Mexican producers will try to undo tequila’s reputation as simply a reveler’s party shot by promoting the spirit’s traditional and artisanal roots at the largest wine trade fair in the world this week.
It’s an ambitious campaign launched in partnership with the Mexican government that requires a PR overhaul for a spirit used more to induce a quick buzz than for awakening the palate among mainstream consumers.
But at Vinexpo in Bordeaux this week, the government of Mexico has partnered with a select group of distillers to try and undo decades’ worth of damage and and educate the industry and consumers on the merits of premium tequila and mezcal.
“We must create awareness of premium tequila in Europe,” said Carlos Hernández Pérez, an export manager with distiller La Cofradia. “Tequila is getting a bad image. People drink it as shots. But 100% agave tequila should be discovered as a sipping spirit to delight the palate.”
According to Vinexpo numbers, it’s estimated that about 170 tequila and mezcal distillers in Mexico produced 25 million cases last year.

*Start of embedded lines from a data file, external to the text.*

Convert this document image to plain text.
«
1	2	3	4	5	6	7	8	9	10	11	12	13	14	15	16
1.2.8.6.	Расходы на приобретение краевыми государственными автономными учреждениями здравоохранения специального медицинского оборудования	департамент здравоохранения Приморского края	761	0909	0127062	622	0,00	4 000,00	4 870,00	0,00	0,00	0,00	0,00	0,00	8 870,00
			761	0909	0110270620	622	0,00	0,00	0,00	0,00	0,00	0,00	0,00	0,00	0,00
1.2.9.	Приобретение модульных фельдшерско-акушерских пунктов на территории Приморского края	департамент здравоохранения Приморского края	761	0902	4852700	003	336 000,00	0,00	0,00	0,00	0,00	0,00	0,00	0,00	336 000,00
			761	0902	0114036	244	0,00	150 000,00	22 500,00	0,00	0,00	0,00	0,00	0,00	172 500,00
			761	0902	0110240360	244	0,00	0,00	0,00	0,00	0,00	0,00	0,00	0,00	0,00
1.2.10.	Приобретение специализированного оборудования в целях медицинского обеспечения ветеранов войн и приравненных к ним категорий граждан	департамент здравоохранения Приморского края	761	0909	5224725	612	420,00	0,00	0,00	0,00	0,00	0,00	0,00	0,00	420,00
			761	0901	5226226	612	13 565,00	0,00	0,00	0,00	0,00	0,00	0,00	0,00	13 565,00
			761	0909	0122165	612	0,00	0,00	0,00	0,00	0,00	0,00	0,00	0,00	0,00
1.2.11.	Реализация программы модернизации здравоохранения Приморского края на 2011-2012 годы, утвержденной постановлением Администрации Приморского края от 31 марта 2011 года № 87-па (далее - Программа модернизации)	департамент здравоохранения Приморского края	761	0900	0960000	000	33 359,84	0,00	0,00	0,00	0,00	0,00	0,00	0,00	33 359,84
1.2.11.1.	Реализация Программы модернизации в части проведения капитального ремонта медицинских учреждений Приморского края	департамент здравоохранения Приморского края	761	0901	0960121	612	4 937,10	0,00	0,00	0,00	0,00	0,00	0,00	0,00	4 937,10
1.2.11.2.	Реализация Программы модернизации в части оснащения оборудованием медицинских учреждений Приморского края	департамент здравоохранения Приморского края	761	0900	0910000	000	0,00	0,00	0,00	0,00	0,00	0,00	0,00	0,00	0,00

Over the next four years, sales of tequila are expected to reach 28 million cases.
Tequila is distilled from Mexico’s blue agave plant to produce two qualities: premium, 100% agave spirit, and Mixto, which is blended with up to 51% other spirits.

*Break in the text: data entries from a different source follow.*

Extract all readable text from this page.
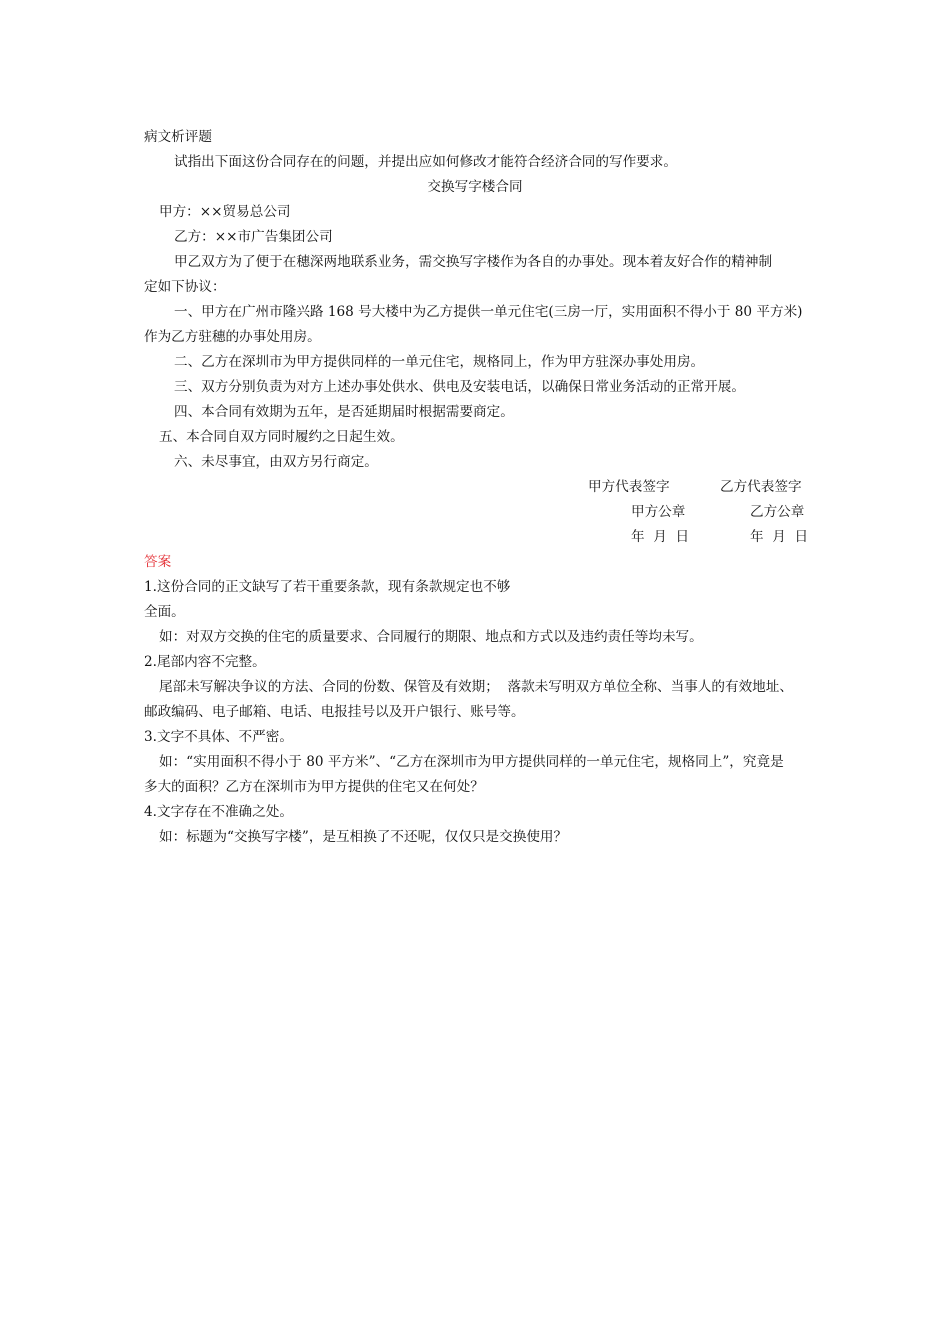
病文析评题
试指出下面这份合同存在的问题，并提出应如何修改才能符合经济合同的写作要求。
交换写字楼合同
甲方：××贸易总公司
乙方：××市广告集团公司
甲乙双方为了便于在穗深两地联系业务，需交换写字楼作为各自的办事处。现本着友好合作的精神制
定如下协议：
一、甲方在广州市隆兴路 168 号大楼中为乙方提供一单元住宅(三房一厅，实用面积不得小于 80 平方米)
作为乙方驻穗的办事处用房。
二、乙方在深圳市为甲方提供同样的一单元住宅，规格同上，作为甲方驻深办事处用房。
三、双方分别负责为对方上述办事处供水、供电及安装电话，以确保日常业务活动的正常开展。
四、本合同有效期为五年，是否延期届时根据需要商定。
五、本合同自双方同时履约之日起生效。
六、未尽事宜，由双方另行商定。
甲方代表签字	乙方代表签字
甲方公章	乙方公章
年  月  日	年  月  日
答案
1.这份合同的正文缺写了若干重要条款，现有条款规定也不够
全面。
如：对双方交换的住宅的质量要求、合同履行的期限、地点和方式以及违约责任等均未写。
2.尾部内容不完整。
尾部未写解决争议的方法、合同的份数、保管及有效期；  落款未写明双方单位全称、当事人的有效地址、
邮政编码、电子邮箱、电话、电报挂号以及开户银行、账号等。
3.文字不具体、不严密。
如：“实用面积不得小于 80 平方米”、“乙方在深圳市为甲方提供同样的一单元住宅，规格同上”，究竟是
多大的面积？乙方在深圳市为甲方提供的住宅又在何处？
4.文字存在不准确之处。
如：标题为“交换写字楼”，是互相换了不还呢，仅仅只是交换使用？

The blended tequila accounts for 90% of sales. Europe accounts for 10% of the world’s premium tequila market.
Mezcal, meanwhile, is made from different varieties of agave using handcrafted, artisanal methods which date back as far as 200 years ago – a concept that appeals to consumers looking for premium spirits with a story to tell.
“People want authenticity,” said Mario Mendoza, of family-owned distillery Mezcal Sin Piedad. “Mezcal is 100% agave and has a distinctive, smoky aroma and full taste. Chefs and mixologists are discovering it. Mezcal is the coming thing.”
Vinexpo runs June 16-20 in Bordeaux.